Überdenken, was „gut“ bedeutet
Traditionelle Vorstellungen von Verhandlungen fördern oft Durchsetzungsvermögen und Dominanz. Doch die kommenden Herausforderungen erfordern ein anderes Instrumentarium.
Die Beschaffung wird immer komplexer: instabile Lieferketten, zunehmende ESG-Anforderungen, globale Risiken, digitale Transformation und erhöhter Kostendruck. Wer sich in dieser neuen Landschaft zurechtfindet, muss agil, kollaborativ und ethisch fundiert sein.

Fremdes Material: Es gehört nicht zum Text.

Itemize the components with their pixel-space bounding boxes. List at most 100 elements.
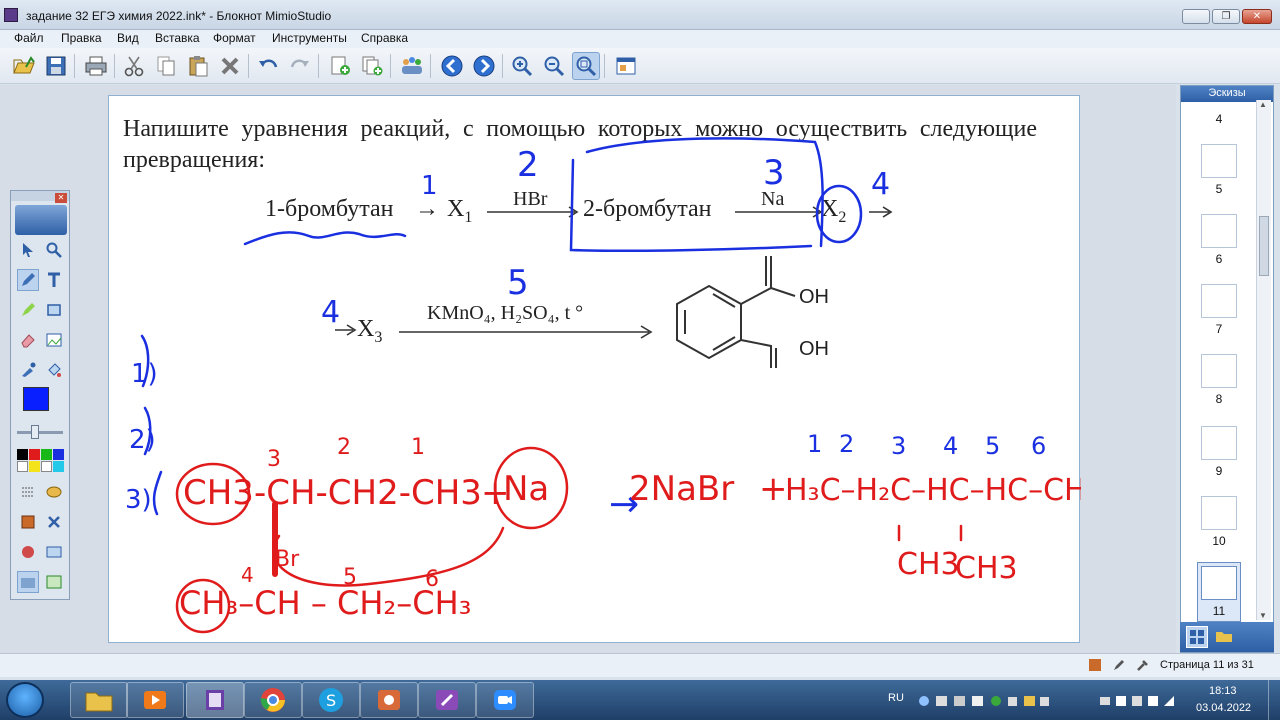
taskbar-explorer[interactable] (70, 682, 128, 718)
taskbar-powerpoint[interactable] (360, 682, 418, 718)
minimize-button[interactable] (1182, 9, 1210, 24)
zoom-in-button[interactable] (508, 52, 536, 80)
zoom-out-button[interactable] (540, 52, 568, 80)
thumbnail-7[interactable] (1201, 284, 1237, 318)
thumb-label-4[interactable]: 4 (1201, 112, 1237, 126)
thumbnails-scrollbar[interactable]: ▲ ▼ (1256, 100, 1271, 620)
forward-button[interactable] (470, 52, 498, 80)
taskbar-mimio[interactable] (186, 682, 244, 718)
thumb-label-8[interactable]: 8 (1201, 392, 1237, 406)
taskbar-zoom[interactable] (476, 682, 534, 718)
reveal-tool[interactable] (17, 511, 39, 533)
record-tool[interactable] (17, 541, 39, 563)
system-tray-icons[interactable] (1100, 694, 1180, 708)
menu-format[interactable]: Формат (213, 31, 256, 45)
svg-text:S: S (326, 691, 336, 710)
thumb-label-7[interactable]: 7 (1201, 322, 1237, 336)
eraser-tool[interactable] (17, 329, 39, 351)
tray-icons[interactable] (918, 694, 1050, 708)
screen-tool[interactable] (43, 541, 65, 563)
copy-icon (157, 56, 175, 76)
scroll-up-icon[interactable]: ▲ (1259, 100, 1267, 109)
scroll-down-icon[interactable]: ▼ (1259, 611, 1267, 620)
line-style-tool[interactable] (17, 481, 39, 503)
pen-tool[interactable] (17, 269, 39, 291)
thumbnail-9[interactable] (1201, 426, 1237, 460)
highlighter-tool[interactable] (17, 299, 39, 321)
zoom-tool[interactable] (43, 239, 65, 261)
menu-tools[interactable]: Инструменты (272, 31, 347, 45)
main-toolbar (0, 48, 1280, 84)
thumbnail-11[interactable] (1201, 566, 1237, 600)
thumb-label-5[interactable]: 5 (1201, 182, 1237, 196)
menu-help[interactable]: Справка (361, 31, 408, 45)
tools-settings[interactable] (43, 511, 65, 533)
note-tool[interactable] (43, 481, 65, 503)
menu-file[interactable]: Файл (14, 31, 44, 45)
capture-tool[interactable] (17, 571, 39, 593)
menu-view[interactable]: Вид (117, 31, 139, 45)
copy-button[interactable] (152, 52, 180, 80)
redo-button[interactable] (286, 52, 314, 80)
shape-tool[interactable] (43, 299, 65, 321)
clock-date[interactable]: 03.04.2022 (1196, 702, 1251, 714)
back-button[interactable] (438, 52, 466, 80)
thumb-label-9[interactable]: 9 (1201, 464, 1237, 478)
image-tool[interactable] (43, 329, 65, 351)
paste-button[interactable] (184, 52, 212, 80)
taskbar-onenote[interactable] (418, 682, 476, 718)
thumbnail-5[interactable] (1201, 144, 1237, 178)
folder-icon (1216, 632, 1232, 642)
pipette-tool[interactable] (17, 359, 39, 381)
select-tool[interactable] (17, 239, 39, 261)
wrench-status-icon[interactable] (1136, 658, 1150, 672)
thumbnail-10[interactable] (1201, 496, 1237, 530)
ink-br: Br (275, 547, 300, 572)
fill-tool[interactable] (43, 359, 65, 381)
gallery-button[interactable] (612, 52, 640, 80)
language-indicator[interactable]: RU (888, 692, 904, 704)
save-button[interactable] (42, 52, 70, 80)
thickness-slider-thumb[interactable] (31, 425, 39, 439)
pen-status-icon[interactable] (1112, 658, 1126, 672)
print-button[interactable] (82, 52, 110, 80)
gallery-view-button[interactable] (1214, 626, 1236, 648)
notebook-page[interactable]: Напишите уравнения реакций, с помощью ко… (108, 95, 1081, 643)
text-tool[interactable] (43, 269, 65, 291)
ink-layer: 1 2 3 4 4 5 1) 2) 3) → CH3-CH-CH2-CH3 Br… (125, 137, 1081, 634)
current-color-swatch[interactable] (23, 387, 49, 411)
duplicate-page-icon (362, 56, 383, 76)
record-status-icon[interactable] (1088, 658, 1102, 672)
collaborate-button[interactable] (398, 52, 426, 80)
menu-edit[interactable]: Правка (61, 31, 102, 45)
scroll-thumb[interactable] (1259, 216, 1269, 276)
show-desktop-button[interactable] (1268, 680, 1280, 720)
menu-insert[interactable]: Вставка (155, 31, 200, 45)
cut-button[interactable] (120, 52, 148, 80)
zoom-fit-button[interactable] (572, 52, 600, 80)
open-button[interactable] (10, 52, 38, 80)
new-page-button[interactable] (326, 52, 354, 80)
palette-close-button[interactable]: ✕ (55, 193, 67, 203)
taskbar-media[interactable] (126, 682, 184, 718)
thumbnail-6[interactable] (1201, 214, 1237, 248)
taskbar-skype[interactable]: S (302, 682, 360, 718)
color-grid[interactable] (17, 449, 65, 473)
maximize-button[interactable]: ❐ (1212, 9, 1240, 24)
taskbar-chrome[interactable] (244, 682, 302, 718)
clock-time[interactable]: 18:13 (1209, 685, 1237, 697)
start-button[interactable] (6, 682, 44, 718)
undo-button[interactable] (254, 52, 282, 80)
thumb-label-6[interactable]: 6 (1201, 252, 1237, 266)
thumb-label-11[interactable]: 11 (1201, 604, 1237, 618)
thickness-slider[interactable] (17, 431, 63, 434)
export-tool[interactable] (43, 571, 65, 593)
thumbnails-view-button[interactable] (1186, 626, 1208, 648)
thumb-label-10[interactable]: 10 (1201, 534, 1237, 548)
status-bar: Страница 11 из 31 (0, 653, 1280, 677)
magnifier-icon (46, 242, 62, 258)
close-button[interactable]: ✕ (1242, 9, 1272, 24)
delete-button[interactable] (216, 52, 244, 80)
thumbnail-8[interactable] (1201, 354, 1237, 388)
duplicate-page-button[interactable] (358, 52, 386, 80)
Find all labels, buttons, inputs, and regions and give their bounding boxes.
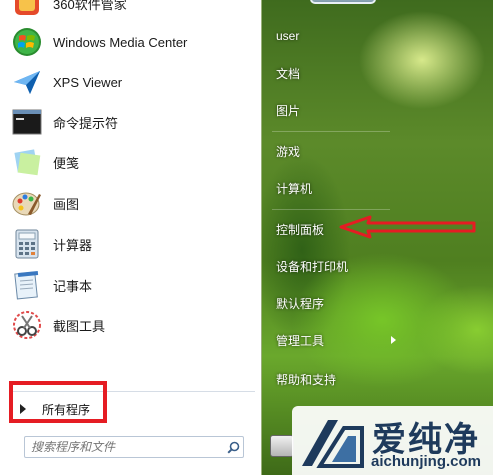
program-label: 画图 [53,196,80,212]
right-item-computer[interactable]: 计算机 [276,177,312,199]
right-item-documents[interactable]: 文档 [276,62,300,84]
red-arrow-icon [339,215,476,239]
command-prompt-icon [10,107,44,137]
program-label: 360软件管家 [53,0,127,12]
right-item-label: 管理工具 [276,333,325,348]
program-item-sticky-notes[interactable]: 便笺 [10,145,255,179]
right-item-devices-printers[interactable]: 设备和打印机 [276,255,348,277]
sticky-notes-icon [10,147,44,177]
program-item-command-prompt[interactable]: 命令提示符 [10,105,255,139]
divider [272,209,390,210]
search-box[interactable] [24,436,244,458]
all-programs-button[interactable]: 所有程序 [14,396,244,422]
search-input[interactable] [25,439,223,455]
aichunjing-logo-icon [302,420,364,468]
windows-media-center-icon [10,27,44,57]
right-item-default-programs[interactable]: 默认程序 [276,292,324,314]
right-item-label: 设备和打印机 [276,259,349,274]
right-item-label: 游戏 [276,144,301,159]
search-icon[interactable] [223,437,243,457]
xps-viewer-icon [10,67,44,97]
right-item-games[interactable]: 游戏 [276,140,300,162]
user-avatar[interactable] [310,0,376,4]
right-item-admin-tools[interactable]: 管理工具 [276,329,324,351]
right-item-user[interactable]: user [276,25,299,47]
snipping-tool-icon [10,310,44,340]
program-label: 截图工具 [53,318,106,334]
divider [272,131,390,132]
program-item-windows-media-center[interactable]: Windows Media Center [10,25,255,59]
divider [10,391,255,392]
notepad-icon [10,270,44,300]
all-programs-label: 所有程序 [42,402,91,417]
triangle-right-icon [20,404,26,414]
watermark: 爱纯净 aichunjing.com [292,406,493,475]
paint-icon [10,188,44,218]
right-item-label: 计算机 [276,181,313,196]
watermark-url: aichunjing.com [371,453,482,470]
right-item-label: 控制面板 [276,222,325,237]
program-label: 计算器 [53,237,93,253]
submenu-arrow-icon [391,336,396,344]
program-label: XPS Viewer [53,74,123,90]
right-item-label: 文档 [276,66,301,81]
right-item-label: 帮助和支持 [276,372,337,387]
program-item-paint[interactable]: 画图 [10,186,255,220]
right-item-control-panel[interactable]: 控制面板 [276,218,324,240]
right-item-label: 默认程序 [276,296,325,311]
program-item-notepad[interactable]: 记事本 [10,268,255,302]
right-item-label: 图片 [276,103,301,118]
program-label: 便笺 [53,155,80,171]
calculator-icon [10,229,44,259]
right-item-label: user [276,29,300,43]
program-item-calculator[interactable]: 计算器 [10,227,255,261]
right-item-help-support[interactable]: 帮助和支持 [276,368,336,390]
shutdown-button[interactable] [270,435,294,457]
start-menu-programs-pane: 360软件管家 Windows Media Center XPS Viewer [0,0,262,475]
360-software-manager-icon [10,0,44,18]
program-item-360-software-manager[interactable]: 360软件管家 [10,0,255,20]
program-item-snipping-tool[interactable]: 截图工具 [10,308,255,342]
right-item-pictures[interactable]: 图片 [276,99,300,121]
program-label: 记事本 [53,278,93,294]
program-item-xps-viewer[interactable]: XPS Viewer [10,65,255,99]
program-label: 命令提示符 [53,115,119,131]
program-label: Windows Media Center [53,34,188,50]
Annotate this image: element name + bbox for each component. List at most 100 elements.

Der Erfolg hängt zunehmend von der Fähigkeit ab, belastbare Lieferantenbeziehungen aufzubauen, die Bedürfnisse der Stakeholder zu integrieren und unter Druck transparent zu kommunizieren.

Das sind genau die Bereiche, in denen sich viele Frauen auszeichnen. Einfühlungsvermögen, sorgfältige Vorbereitung, langfristiges Denken und der Aufbau von Beziehungen sind keine „weichen“ Fähigkeiten mehr - sie sind strategische Fähigkeiten.
Wenn wir den Blick dafür schärfen, wie eine „gute“ Verhandlung wirklich aussieht, wird die Beschaffung stärker, anpassungsfähiger und nachhaltiger. Es ist an der Zeit, veraltete Modelle hinter sich zu lassen und Teams zu bilden, die der Komplexität - und den Möglichkeiten - der modernen Beschaffung gerecht werden.